The Central Bank of Kenya (CBK) has indicated that the government is leaning more towards tapping into concessional financing to settle the maturing obligation.

“Currently, the credit market conditions are not favourable for refinancing the Eurobond. We have been engaging our lead managers and lead advisers on how to address the issue of the 2024 Eurobond. We have looked at several options, we are talking with multilateral institutions, the World Bank and the IMF, to see how much additional resources they can make available to us,” CBK Governor Kamau Thugge said on October 4.

If Kenya succeeds in unlocking additional financing from the development finance institutions, it will be the latest in a series of augmentations to existing programmes which have seen the country tap into cheaper credit from the Bretton Woods institutions.

In May, Kenya tapped into a $1.0 billion (Ksh148.8 billion) credit facility from the World Bank that was revised from the initial $750.0 million (Ksh111.6 billion) owing to the country’s requirements around budget support.

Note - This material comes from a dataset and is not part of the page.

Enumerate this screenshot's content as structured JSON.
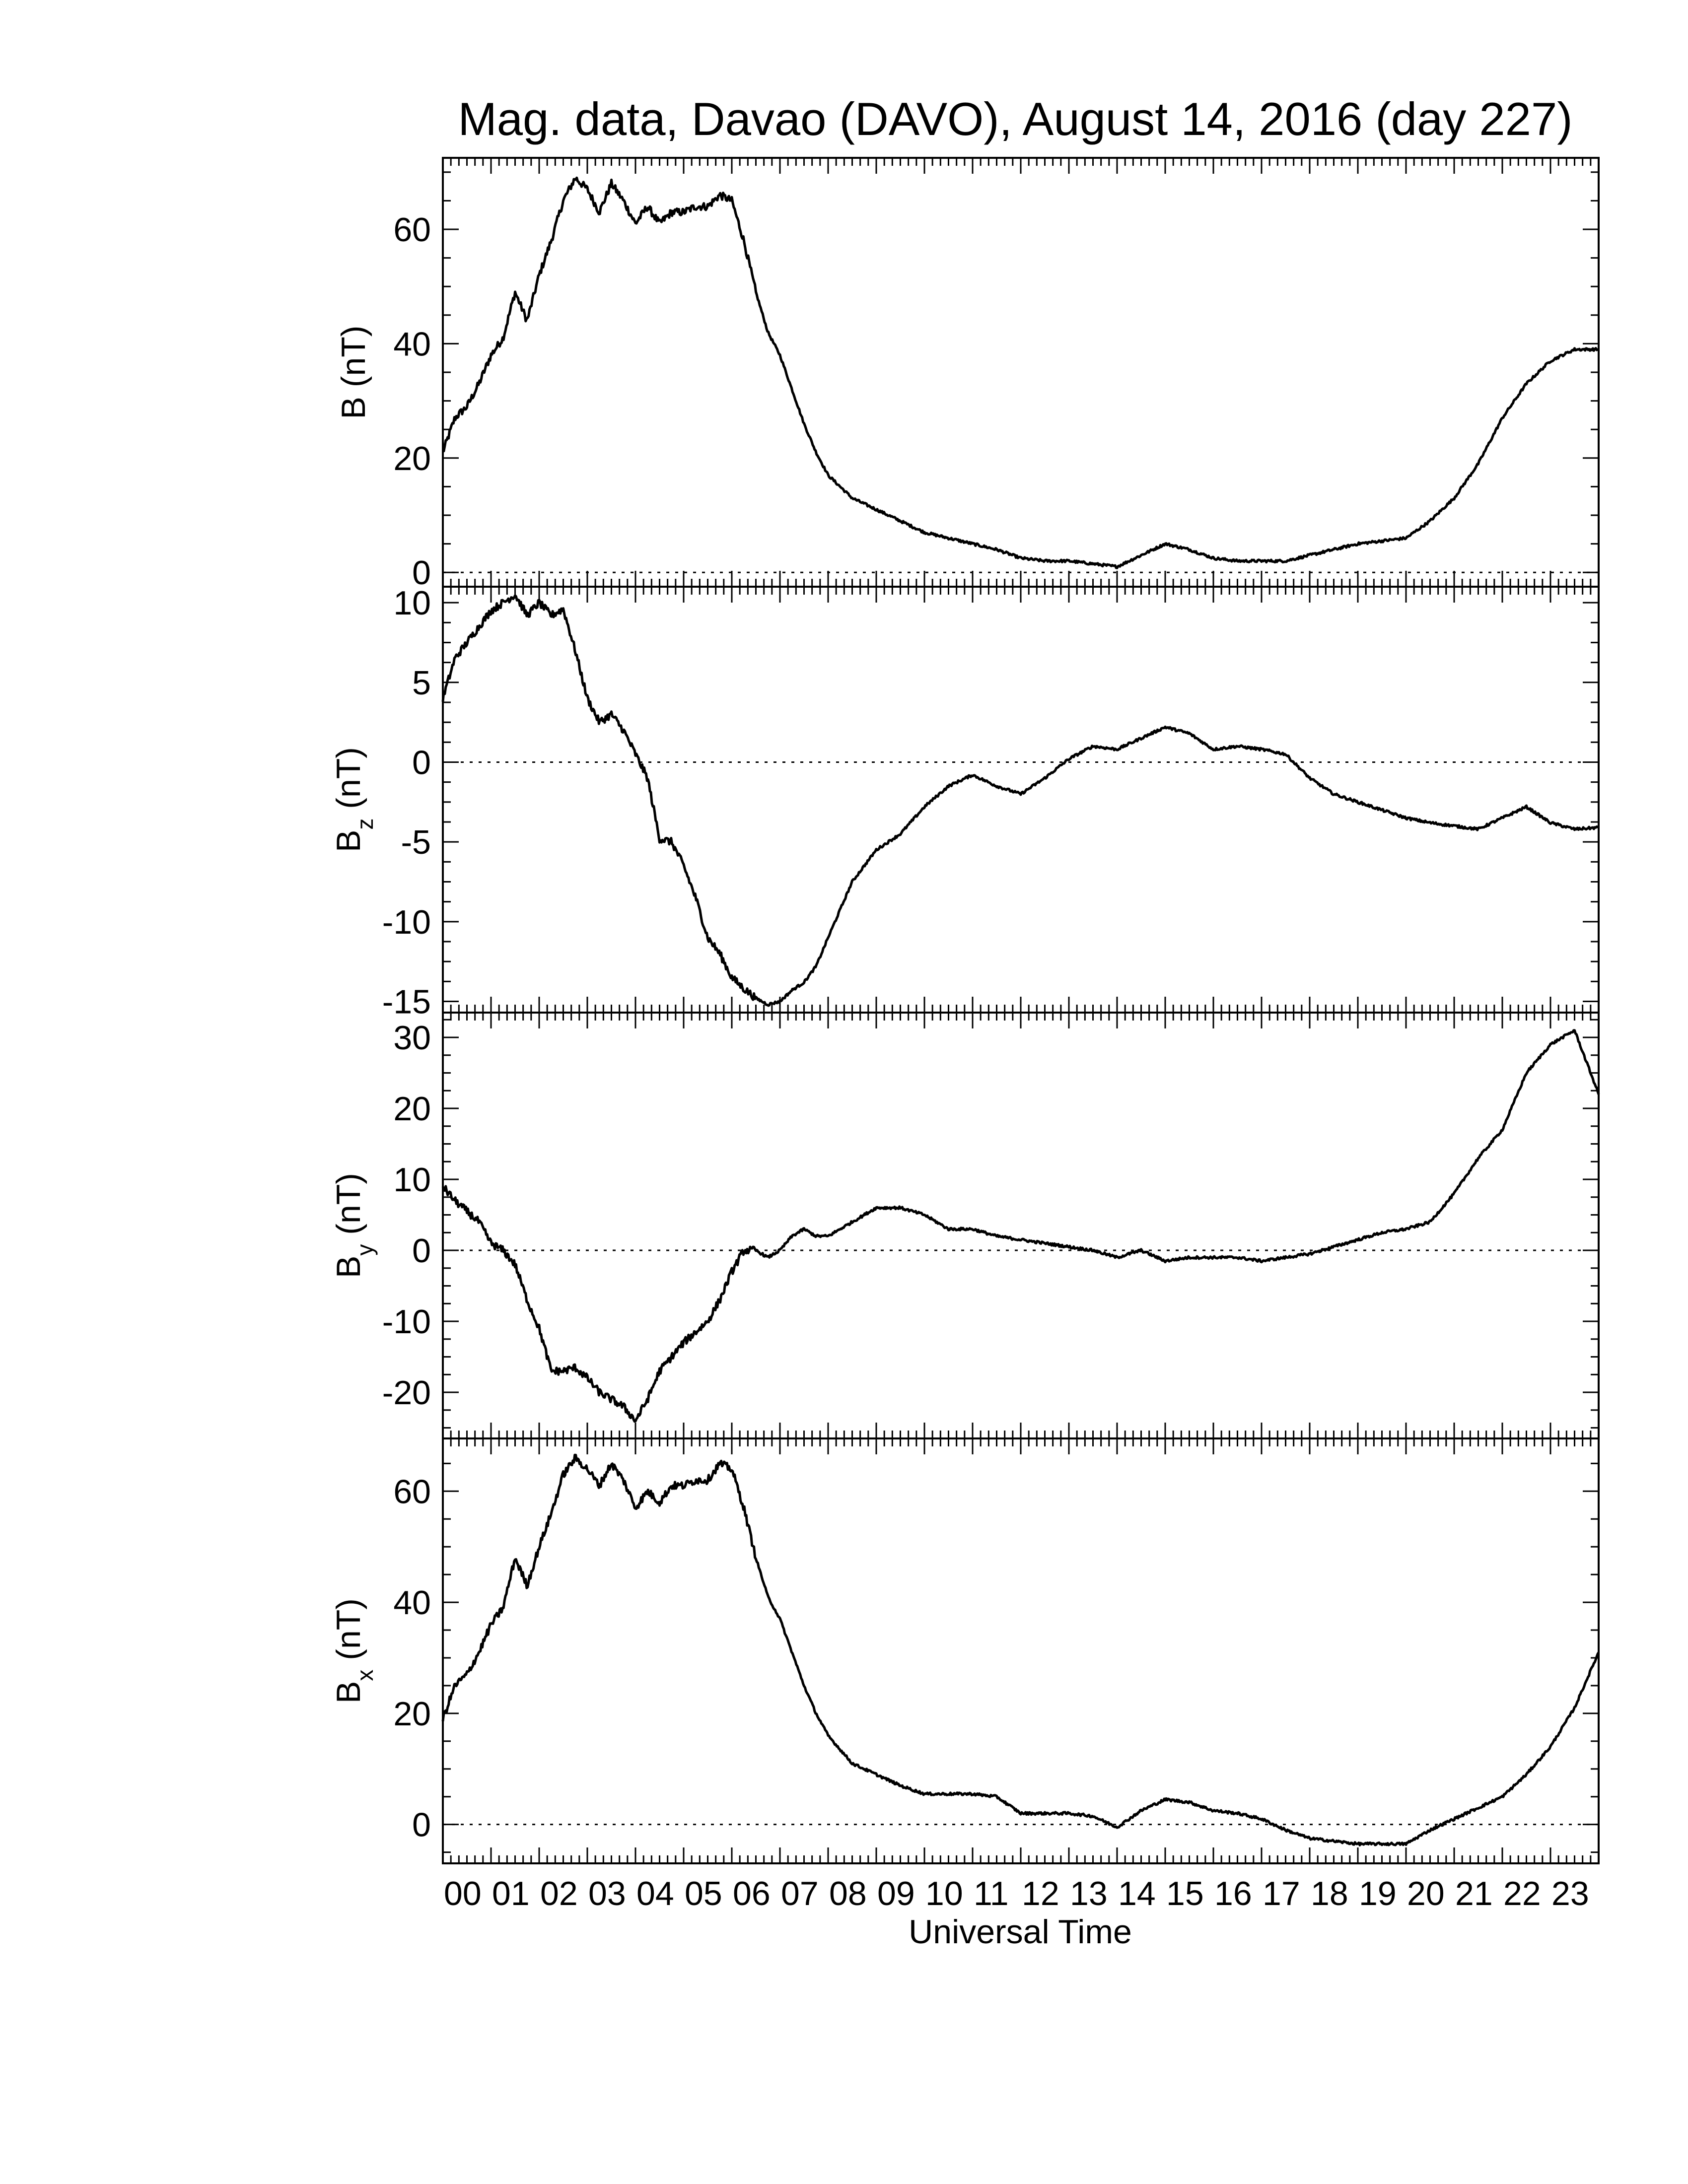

The fifth review of Kenya’s programme with the IMF in July saw the current programme augmented with an additional $551.4 million (Ksh82.0 billion) through the fund’s Resilience and Sustainability Facility.

The fund has also downgraded Kenya’s 2024 growth projection marginally from 5.4 percent in April to 5.3 percent. This comes at a time global investors are seeking more than 18 percent return to invest in Kenya’s Eurobond, signalling increased perceptions of a sovereign default.

The yields on Kenya’s 10-year Eurobond maturing June 2024 are hovering between 18.4 and 18.7 percent this month, data published by the Central Bank of Kenya shows, reflecting the rising risk investors are placing on Kenya’s short-term debt.

Kenya has repeatedly reassured investors that it will refinance the debut 10-year Eurobond, ruling out the possibility of a sovereign default.

President William Ruto’s recent speech during the United Nations General Assembly calling for debt restructuring for developing countries has raised fears among investors over Kenya’s ability to refinance its fast-maturing external repayments.

Ruto did not refer to Kenya but said 10 low-income countries were in debt distress and 52 others were at high and moderate risk of falling into distress.